A thick pall of smoke rose above Tajura and streets were practically deserted despite Friday prayers.
Hooded, armed men stood guard at the main junctions.
Meanwhile Libyan health ministry official Khaled Omar told reporters that 114 people had been killed and 445 wounded in four days of coalition strikes on Libya between Sunday and Wednesday.
Omar said 104 people were killed in Tripoli and its suburbs, while 10 were killed in Sirte, Gaddafi’s hometown, some 600 kilometres south of the capital.
Libya’s official Jana news agency announced that Gaddafi had decided to promote all serving soldiers, officers and security agents, as well as interior ministry employees.
The report came a day after the United States urged Libyan troops to stop fighting.
In Addis Ababa, a high-level delegation sent by the embattled Libyan leader joined African Union talks on the crisis, which also included EU, UN, Arab League and Islamic Conference representatives and said Tripoli was ready to implement a road map envisaged by the conference.
The AU roadmap calls for an immediate end to all hostilities, “cooperation on the part of the relevant Libyan authorities to facilitate humanitarian aid,” and “protection for all foreign nationals, including African migrant workers”.
At Nato headquarters, military planners were drawing up plans to take over the broader mission in anticipation of a decision by ambassadors of the 28-nation alliance on Sunday, Nato officials said.
Until the alliance agrees to take over all operations, Nato’s task will be limited to preventing Gaddafi’s jets from flying while the coalition will continue to target artillery on the ground.
British Foreign Secretary William Hague said he expected Nato to take full command of military operations in Libya “within a matter of days”.
On Thursday, a Libyan war plane that had dared to flout the no-fly zone was destroyed by a French fighter after it landed in Misrata.
Coalition air strikes since Saturday have been targeting air defences in a bid to protect civilians under the terms of a UN resolution.

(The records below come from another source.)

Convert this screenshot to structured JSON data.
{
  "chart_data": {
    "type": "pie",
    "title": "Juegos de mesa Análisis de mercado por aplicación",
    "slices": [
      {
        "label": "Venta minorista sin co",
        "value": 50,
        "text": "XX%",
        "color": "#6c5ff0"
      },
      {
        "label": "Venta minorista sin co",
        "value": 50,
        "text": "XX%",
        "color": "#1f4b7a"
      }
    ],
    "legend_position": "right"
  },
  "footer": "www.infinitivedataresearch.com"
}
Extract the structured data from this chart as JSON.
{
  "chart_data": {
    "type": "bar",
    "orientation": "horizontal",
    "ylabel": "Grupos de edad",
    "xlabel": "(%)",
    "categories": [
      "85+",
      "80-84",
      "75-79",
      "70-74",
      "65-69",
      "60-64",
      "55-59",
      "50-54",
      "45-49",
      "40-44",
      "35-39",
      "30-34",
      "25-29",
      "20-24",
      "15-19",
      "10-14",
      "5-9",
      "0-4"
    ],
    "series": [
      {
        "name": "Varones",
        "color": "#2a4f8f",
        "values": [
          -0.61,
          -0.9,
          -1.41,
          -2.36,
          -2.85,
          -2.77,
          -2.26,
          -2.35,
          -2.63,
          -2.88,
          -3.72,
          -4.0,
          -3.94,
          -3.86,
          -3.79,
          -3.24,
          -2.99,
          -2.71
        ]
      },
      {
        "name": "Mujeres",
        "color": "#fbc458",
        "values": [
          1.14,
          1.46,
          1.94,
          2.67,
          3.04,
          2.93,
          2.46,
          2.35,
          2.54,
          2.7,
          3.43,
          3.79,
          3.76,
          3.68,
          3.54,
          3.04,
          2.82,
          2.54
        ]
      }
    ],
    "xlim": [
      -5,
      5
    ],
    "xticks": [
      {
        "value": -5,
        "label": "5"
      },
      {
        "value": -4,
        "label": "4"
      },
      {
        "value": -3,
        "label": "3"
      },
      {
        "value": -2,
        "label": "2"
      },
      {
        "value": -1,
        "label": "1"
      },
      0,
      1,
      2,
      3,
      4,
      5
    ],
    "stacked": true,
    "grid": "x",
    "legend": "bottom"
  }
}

The US general in charge of the operation, General Carter Ham, said coalition forces imposing the no-fly zone “cannot be sure” there have been no civilian deaths, but are trying to be “very precise”.
The Pentagon said 12 countries were now taking part in the coalition seeking to enforce the no-fly zone, including Arab countries Qatar and the United Arab Emirates.
US Secretary of State Hillary Clinton said “significant progress” had been made in just five days, but that the “danger is far from over,” and Gaddafi’s forces “remain a serious threat to the safety of the people”.
She also underscored “crucial” Arab support for the operation, and praised Qatar and the UAE for joining the coalition.
And US President Barack Obama held a conference call on Friday with key congressional leaders on Libya and aides said he would speak to Americans soon amid rising domestic scrutiny of the mission.
Meanwhile, Libyan authorities moved to scotch rumours circulating in Tripoli that a fuel shortage was imminent, saying oil distribution companies had “large quantities” of fuel.
Reports of an oil shortage had circulated in recent days in the Libyan capital prompting endless queues at petrol stations.